Au loin des gens courent comme des dératés ; je les imite, sachant que je suis dans les premiers. Je dépasse du monde comme du monde me dépasse. C’est le cas de Matthieu, qui était derrière moi dans la queue, qui, reconnaissant mon bob noir, carbure pour revenir à ma hauteur (pas difficile avec ses enjambées de vingt mètres ;-) ) puis il passe devant moi. On entre sur le terrain, on se rue vers la scène (à ce moment je n’y crois pas) pour accrocher une place toute proche. Je m’arrête tout près de la branche scénique de droite (tous les abords sont pris), quand Matt m’interpelle : « Hé, Yo !! On peut aller à l’intérieur !! Entre les deux !! » Je vérifie et je le suis à toute vitesse, et on se place entre ! Je n’en revenais pas ! Aux Zétazunis, je me souviens qu’il était question d’un tirage au sort pour désigner les petites centaines de veinards à venir dans la petite enceinte, et nous deux y sommes presque comme des opportunistes !
Pour une attente aussi éprouvante, ce fut un moindre mal.
Mais nous nous étions postés vers 16 heures (une demi-heure avant l’horaire prévue d’ouverture)… Le concert ne commençait qu’à 19 heures. J’entrais alors dans une sorte de léthargie, évitant du mieux possible d’aggraver les coups de soleil (Matt confirmait que ma truffe se changeait en nez de clown), m’asseyant à terre en plaçant mon sac lourdement chargé pour me protéger la nuque et le dos, changeant de temps à autre la position des jambes pour réguler la pression sanguine, fixant le parterre ou le string de ma voisine assise devant moi (même ça ne m’a pas fait émerger !). Le soleil m’a torturé comme jamais je n’avais eu à le subir.
Une quarantaine de minutes avant le début, je me réveillais, me levais (le dos passablement meurtri), constatais que Matt s’était une deuxième fois absenté pour un besoin naturel depuis que l’on s’était positionné (je lui prendrais un pot de chambre pour ses 21 ans), et faisais un sort aux Petit Ecolier, qui, avouons-le, avaient davantage morflé du soleil que votre narrateur. Je prenais le temps de regarder la large et profonde scène, prolongée par ces deux espèces d’antennes, aux couleurs rouge et noir du dernier album. Comme je pus le noter plus tard, les trois groupes qui allaient se succéder avaient déjà installé la totalité de leurs instruments.

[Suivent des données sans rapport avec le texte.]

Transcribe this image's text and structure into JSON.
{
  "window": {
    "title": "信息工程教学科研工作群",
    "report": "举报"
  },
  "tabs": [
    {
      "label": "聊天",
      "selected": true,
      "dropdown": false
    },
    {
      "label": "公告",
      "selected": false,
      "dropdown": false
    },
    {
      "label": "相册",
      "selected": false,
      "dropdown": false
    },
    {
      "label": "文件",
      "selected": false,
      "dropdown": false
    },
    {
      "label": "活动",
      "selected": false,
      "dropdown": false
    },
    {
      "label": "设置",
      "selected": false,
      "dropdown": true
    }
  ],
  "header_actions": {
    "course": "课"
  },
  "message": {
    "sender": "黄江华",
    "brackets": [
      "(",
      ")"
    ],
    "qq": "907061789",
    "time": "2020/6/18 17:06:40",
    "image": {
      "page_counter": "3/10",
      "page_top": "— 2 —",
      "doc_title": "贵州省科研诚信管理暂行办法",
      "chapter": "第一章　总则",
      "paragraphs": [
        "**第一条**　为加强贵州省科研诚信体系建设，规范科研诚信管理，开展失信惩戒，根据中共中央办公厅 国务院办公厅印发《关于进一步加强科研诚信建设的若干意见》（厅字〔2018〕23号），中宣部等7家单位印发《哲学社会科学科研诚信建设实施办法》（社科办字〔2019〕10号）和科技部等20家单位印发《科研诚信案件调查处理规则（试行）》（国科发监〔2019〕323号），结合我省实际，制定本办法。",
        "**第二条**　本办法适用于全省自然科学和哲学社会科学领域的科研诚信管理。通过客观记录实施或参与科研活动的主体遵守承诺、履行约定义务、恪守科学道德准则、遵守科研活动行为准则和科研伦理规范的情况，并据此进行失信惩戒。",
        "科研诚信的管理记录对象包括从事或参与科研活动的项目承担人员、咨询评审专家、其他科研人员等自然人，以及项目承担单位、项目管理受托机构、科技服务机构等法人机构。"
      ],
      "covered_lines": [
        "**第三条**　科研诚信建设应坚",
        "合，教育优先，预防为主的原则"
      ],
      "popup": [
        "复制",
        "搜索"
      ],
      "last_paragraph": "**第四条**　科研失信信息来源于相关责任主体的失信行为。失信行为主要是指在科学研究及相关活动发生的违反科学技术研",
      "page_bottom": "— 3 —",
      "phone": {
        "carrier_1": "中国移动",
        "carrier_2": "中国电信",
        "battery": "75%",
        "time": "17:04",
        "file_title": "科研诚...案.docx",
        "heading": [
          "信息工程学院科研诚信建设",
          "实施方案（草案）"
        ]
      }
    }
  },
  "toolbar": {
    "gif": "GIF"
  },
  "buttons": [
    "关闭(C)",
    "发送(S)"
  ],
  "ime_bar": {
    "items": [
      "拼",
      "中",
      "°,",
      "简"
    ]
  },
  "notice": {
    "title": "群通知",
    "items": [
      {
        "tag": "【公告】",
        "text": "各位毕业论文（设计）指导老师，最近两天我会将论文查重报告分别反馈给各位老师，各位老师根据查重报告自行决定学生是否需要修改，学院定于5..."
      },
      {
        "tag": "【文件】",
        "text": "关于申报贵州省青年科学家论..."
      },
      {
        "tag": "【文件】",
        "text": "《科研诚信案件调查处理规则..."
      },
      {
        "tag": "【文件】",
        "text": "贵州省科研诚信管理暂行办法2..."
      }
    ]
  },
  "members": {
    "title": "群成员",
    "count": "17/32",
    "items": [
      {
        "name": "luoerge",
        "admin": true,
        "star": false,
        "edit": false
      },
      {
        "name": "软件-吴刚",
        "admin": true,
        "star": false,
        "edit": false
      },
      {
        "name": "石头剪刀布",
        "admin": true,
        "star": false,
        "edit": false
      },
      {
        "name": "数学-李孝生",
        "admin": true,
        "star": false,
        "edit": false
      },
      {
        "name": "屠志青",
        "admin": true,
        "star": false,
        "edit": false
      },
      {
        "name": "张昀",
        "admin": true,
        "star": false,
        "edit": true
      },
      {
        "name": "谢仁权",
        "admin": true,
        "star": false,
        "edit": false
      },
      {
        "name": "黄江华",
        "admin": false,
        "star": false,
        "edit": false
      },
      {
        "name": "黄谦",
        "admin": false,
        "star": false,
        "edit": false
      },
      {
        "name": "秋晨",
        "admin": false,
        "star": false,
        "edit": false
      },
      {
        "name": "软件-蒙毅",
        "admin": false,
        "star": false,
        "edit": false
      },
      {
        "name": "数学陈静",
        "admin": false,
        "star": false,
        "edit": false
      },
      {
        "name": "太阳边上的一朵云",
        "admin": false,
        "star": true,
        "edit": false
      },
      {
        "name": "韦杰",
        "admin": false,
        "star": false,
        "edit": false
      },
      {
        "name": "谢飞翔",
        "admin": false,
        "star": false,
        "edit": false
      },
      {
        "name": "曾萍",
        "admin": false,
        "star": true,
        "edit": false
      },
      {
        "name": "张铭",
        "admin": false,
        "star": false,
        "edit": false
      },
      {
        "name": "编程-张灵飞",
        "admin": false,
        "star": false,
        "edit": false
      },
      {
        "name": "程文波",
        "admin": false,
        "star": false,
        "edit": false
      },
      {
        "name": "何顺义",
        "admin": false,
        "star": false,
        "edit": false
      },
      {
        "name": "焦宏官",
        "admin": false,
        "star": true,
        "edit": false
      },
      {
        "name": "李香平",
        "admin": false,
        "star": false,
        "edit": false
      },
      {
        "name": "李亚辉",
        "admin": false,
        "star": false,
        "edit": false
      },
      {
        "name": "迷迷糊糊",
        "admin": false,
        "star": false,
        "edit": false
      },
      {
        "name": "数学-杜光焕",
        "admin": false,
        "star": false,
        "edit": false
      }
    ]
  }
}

Suivant tout ça, 19h00 arriva, et The Zutons ne tardèrent pas à apparaître.
Un groupe de cinq personnes : un chanteur-guitariste, un second guitariste, un bassiste, un batteur et… une charmante saxophoniste qui me rappela Jennifer Aniston en brune et une opulence pulmonaire amoindrie. C’est de loin la personne qui attira le plus de suffrages et d’attention et lors d’une pause où celle-ci demanda « Ça va Nice ? », un énergumène éructa un « T’es bonne ! » causant une jubilation à tendance masculine. En général les chansons interprétées me furent sympathiques, un peu bœuf parfois (à mettre en cause la basse trop prononcée). Le chanteur admettra même n’avoir jamais joué devant autant de monde (dit-il en anglais).
Vers 19h45, The Zutons quittèrent la sène. Apparurent les démonteurs, se faisant applaudir d’une partie du public (qu’ils saluèrent en retour).
Moins d’une demi-heure plus tard, le groupe Keane fit son apparition, sous de forts applaudissements. Trois hommes : un chanteur, un pianiste et un batteur. Deux-trois chansons me parlèrent, le reste, j’imagine qu’il valait mieux se procurer l’album pour les connaître. Néanmoins ce fut plaisant à écouter. A un certain moment le chanteur demanda (en anglais) qu’est-ce qu’on ferait comme bruit si U2 était sur scène maintenant : un bon gros vacarme s’éleva, mais comme je l’entendis près de moi : « Je crois qu’il devrait écouter quand U2 rentrera vraiment sur scène, là il comprendra… ». Je ne pus réprimer un sourire car c’est également ce que je pensais.
Vers 21h00, Keane sortit sous des applaudissements bien nourris. A cet instant je fermais les yeux car un frisson me parcourait des pieds à la tête. Désormais, il n’y avait plus d’obstacles entre moi et ce que j’attendais depuis si longtemps. Les démonteurs revinrent, firent leur travail. Des bonhommes réglèrent les guitares, la batterie et les micros, pour la dernière fois. Les minutes se transformaient en années. Pour me distraire, je sautai pour évaluer le peuple derrière moi, et me rendais compte de ma chance d’être aussi proche de la scène, une situation tout à fait inespérée. Une chanson du dernier album de The Cure fit réagir le public. Quelques années plus tard, résonna une autre musique qui provoqua une réaction incroyable chez le public. Je ne le sus que quelques jours après, mais il s’agissait de la musique qui annonçait l’approche imminente… La nuit était tombée, remarquai-je vers 21h45.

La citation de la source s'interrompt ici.